Right to "amend" record
If you believe your record contains an error, you may ask us to amend it. If there is a mistake, a note will be entered in the record to correct the error. If not, you will be told and allowed the opportunity to add a short statement to the record explaining why you believe the record is inaccurate. This information will be included as part of the total record and shared with others if it might affect decisions they make about you.
Right to an accounting
You have the right to an accounting of some disclosures of your protected health information to third parties. This does not include disclosures that you authorize or disclosure that occur in the context of treatment, payment or health care operations. We will provide an accounting of other disclosures made in the preceding six years. If requested by law enforcement authorities that are conducting a criminal investigation, we will suspend accounting of disclosures made to them.
Right to a paper copy of this Notice
You have the right to a paper copy of this Notice of Privacy Practices. It is also posted on our web site (www.easthouse.org).
How to Exercise Your Rights
Questions about our policies and procedures, requests to exercise individual rights, and complaints should be directed to our Contact Person.
Our Contact Person is the Compliance Officer of East House. The Compliance Officer can be reached at (585) 256-3800.
If you have any complaints or concerns about our privacy policies or practices, please submit a Complaint to our Contact Person. If you wish, the Contact Person will give you a form that you can use to submit a Complaint.
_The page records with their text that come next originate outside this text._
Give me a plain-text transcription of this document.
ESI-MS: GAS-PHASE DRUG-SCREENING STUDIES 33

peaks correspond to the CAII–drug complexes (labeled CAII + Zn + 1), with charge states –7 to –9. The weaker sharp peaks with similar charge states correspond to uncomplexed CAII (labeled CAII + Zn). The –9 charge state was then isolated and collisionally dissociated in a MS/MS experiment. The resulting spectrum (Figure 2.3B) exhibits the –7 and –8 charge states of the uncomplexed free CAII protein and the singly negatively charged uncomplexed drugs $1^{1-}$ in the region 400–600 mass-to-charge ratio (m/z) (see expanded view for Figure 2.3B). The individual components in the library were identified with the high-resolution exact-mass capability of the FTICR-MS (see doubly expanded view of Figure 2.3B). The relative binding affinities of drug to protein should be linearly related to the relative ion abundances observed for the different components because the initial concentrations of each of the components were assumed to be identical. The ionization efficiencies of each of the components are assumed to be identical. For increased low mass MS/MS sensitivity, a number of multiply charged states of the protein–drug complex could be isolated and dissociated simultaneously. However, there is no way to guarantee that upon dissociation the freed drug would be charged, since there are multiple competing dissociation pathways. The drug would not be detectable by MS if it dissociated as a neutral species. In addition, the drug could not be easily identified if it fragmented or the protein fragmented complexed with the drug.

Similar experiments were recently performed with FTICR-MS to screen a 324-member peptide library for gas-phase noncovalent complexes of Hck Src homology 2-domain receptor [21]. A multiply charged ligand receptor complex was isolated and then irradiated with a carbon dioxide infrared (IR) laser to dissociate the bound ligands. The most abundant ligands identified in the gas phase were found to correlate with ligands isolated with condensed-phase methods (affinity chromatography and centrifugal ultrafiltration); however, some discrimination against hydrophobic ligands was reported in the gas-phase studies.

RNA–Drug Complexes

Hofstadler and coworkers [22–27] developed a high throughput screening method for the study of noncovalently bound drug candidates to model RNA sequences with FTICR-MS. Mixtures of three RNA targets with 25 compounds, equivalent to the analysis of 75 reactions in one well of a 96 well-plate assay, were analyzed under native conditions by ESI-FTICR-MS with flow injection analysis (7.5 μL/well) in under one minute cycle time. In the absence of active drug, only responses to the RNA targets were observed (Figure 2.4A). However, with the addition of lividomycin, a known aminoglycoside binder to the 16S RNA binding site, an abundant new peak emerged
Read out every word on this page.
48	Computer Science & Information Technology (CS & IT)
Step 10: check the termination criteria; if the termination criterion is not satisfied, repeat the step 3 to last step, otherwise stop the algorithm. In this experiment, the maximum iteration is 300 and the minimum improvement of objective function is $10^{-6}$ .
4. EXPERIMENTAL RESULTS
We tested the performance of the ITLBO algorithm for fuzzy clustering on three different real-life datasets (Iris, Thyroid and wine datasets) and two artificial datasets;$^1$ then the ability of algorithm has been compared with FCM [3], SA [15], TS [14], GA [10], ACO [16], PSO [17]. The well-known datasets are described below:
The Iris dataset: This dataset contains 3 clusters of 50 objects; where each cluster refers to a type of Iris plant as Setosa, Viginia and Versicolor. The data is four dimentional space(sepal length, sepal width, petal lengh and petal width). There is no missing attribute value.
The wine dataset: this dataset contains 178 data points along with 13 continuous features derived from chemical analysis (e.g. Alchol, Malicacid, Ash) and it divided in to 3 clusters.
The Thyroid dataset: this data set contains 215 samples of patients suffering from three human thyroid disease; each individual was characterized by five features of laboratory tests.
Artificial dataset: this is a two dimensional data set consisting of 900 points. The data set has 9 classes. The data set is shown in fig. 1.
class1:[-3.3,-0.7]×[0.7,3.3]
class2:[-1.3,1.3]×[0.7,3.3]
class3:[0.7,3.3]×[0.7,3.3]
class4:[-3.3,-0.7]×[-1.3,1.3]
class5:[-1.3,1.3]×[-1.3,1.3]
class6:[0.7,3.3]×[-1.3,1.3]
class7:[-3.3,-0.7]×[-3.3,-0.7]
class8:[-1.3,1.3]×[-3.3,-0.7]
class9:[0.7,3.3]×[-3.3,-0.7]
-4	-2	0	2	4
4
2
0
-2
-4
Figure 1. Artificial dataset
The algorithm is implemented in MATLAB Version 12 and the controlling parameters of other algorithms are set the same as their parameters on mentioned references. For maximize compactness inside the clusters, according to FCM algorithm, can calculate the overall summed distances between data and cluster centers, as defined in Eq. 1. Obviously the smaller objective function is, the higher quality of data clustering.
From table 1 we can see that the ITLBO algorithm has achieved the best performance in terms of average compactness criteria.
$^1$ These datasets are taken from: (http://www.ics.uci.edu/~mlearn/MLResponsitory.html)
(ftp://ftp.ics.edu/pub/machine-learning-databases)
You can also submit a complaint to the United States Department of Health and Human Services. Send your complaint to:Office for Civil Rights
U.S. Department of Health and Human Services
Jacob Javits Federal Building
26 Federal Plaza – Suite 3312
New York, New York 10278
Voice Phone (212) 264-3313
FAX (212) 264-3039, TDD (212) 264-2355
We will never retaliate against you for filing a complaint.
These policies and procedures were approved by our Board of Directors on March 28, 2003. They are effective as of April 14, 2003. East House reserves the right to revise the terms of this Notice and will post revisions on our website and at all agency facilities.